Dan saya tetap terdiam meski isaknya membahana. Saya tahu perlahan tapi
pasti suara Nina akan memudar, dirampas jujur yang mulai mengakar. Nina menutup
telponnya. Tersisa saya dan ponsel tua.
Sakit
Negeri
sim salabim sedang terbaring dikamar VIP sebuah rumah sakit. Kepalanya retak, bajunya koyak-koyak. Ia meraung-raung. Aku mengintipnya dari sudut gelap
“GALAU!”, katanya.
"Kau sakit apa?", tanyaku sangat pelan.
“Aku sekarat, bebanku semakin berat. Pagar-pagar aturan patah diterobos,
hal-hal gratis harus berongkos. Si bisu dan sibuta selalu kalah, si banyak akal
sering pongah. Si penis mulai mengenakan BH macam
pemilik vagina, si vagina meradang karena mampu berotot namun tetap dianggap
nomor dua. Bayi-bayi kurus dan miskin merengek susu dari payudara kendur,
bayi-bayi montok tersingkir dari ibu yang tak tahu bersyukur. Cerita si miskin
menjadi program di tivi, kelakar si kaya menjadi tontonan digubuk-gubuk sepi”.
Negeri sim salabim bergetar, mencoba tegar.
“Semoga kau lekas sembuh”, kataku lembut.
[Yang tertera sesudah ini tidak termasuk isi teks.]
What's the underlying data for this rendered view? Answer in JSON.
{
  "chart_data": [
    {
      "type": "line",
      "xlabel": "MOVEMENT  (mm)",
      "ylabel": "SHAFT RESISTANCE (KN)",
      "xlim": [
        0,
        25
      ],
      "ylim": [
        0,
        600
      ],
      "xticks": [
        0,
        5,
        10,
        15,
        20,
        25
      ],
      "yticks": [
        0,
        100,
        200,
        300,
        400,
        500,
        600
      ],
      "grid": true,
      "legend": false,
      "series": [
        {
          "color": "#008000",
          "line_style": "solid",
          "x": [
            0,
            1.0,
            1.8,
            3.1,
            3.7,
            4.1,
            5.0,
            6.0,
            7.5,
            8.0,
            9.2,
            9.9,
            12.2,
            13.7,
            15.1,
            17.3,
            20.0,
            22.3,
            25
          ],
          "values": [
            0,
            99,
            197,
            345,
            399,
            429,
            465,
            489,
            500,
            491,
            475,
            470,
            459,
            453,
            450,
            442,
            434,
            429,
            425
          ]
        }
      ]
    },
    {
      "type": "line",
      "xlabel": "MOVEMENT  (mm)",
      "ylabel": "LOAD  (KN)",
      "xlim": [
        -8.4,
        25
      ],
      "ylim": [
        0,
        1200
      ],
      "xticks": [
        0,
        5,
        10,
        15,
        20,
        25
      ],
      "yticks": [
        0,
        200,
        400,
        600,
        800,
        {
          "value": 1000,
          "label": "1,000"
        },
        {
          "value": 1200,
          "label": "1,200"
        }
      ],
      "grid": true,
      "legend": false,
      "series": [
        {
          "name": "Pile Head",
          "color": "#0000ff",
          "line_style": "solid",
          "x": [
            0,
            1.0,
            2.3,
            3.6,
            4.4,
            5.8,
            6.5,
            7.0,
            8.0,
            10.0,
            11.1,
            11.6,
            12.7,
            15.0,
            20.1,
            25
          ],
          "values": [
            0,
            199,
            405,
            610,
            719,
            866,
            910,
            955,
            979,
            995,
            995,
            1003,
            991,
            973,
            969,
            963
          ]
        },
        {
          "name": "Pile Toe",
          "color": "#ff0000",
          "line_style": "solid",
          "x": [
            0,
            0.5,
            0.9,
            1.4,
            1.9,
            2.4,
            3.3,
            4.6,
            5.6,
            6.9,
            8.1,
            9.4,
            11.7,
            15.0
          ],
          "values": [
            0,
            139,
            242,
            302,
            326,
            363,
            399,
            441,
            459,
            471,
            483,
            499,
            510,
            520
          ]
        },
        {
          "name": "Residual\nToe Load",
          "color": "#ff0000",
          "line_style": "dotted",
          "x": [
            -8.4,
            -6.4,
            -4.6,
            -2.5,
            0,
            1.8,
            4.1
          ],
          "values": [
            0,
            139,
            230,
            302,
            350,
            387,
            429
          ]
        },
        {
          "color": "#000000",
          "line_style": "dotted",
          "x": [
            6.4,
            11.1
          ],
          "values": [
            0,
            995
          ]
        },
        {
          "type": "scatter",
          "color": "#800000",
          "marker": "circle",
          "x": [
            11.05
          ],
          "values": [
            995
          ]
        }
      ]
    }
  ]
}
Aku beringsut menjauh. Kembali ke selasar rumah
sakit. Duduk tertunduk dan beku membisu. Obat untuk buah hati harus ditebus,
sementara uang hasil mengais sampah sudah tergerus.
Mendua
Jatuh cinta itu tak mengenal logika. Seperti juga seseorang
pun tidak dapat menjelaskan mengapa seseorang bisa kembali jatuh cinta lalu
mendua. Dan kemudian ia menunjuk hatinya sebagai tersangka yang tidak bisa
menolak kehadiran rasa sebagai alasan pembenaran. Lalu setelah itu ia hanya
diam termangu dalam haru biru dinding-dinding yang terlihat merah jambu.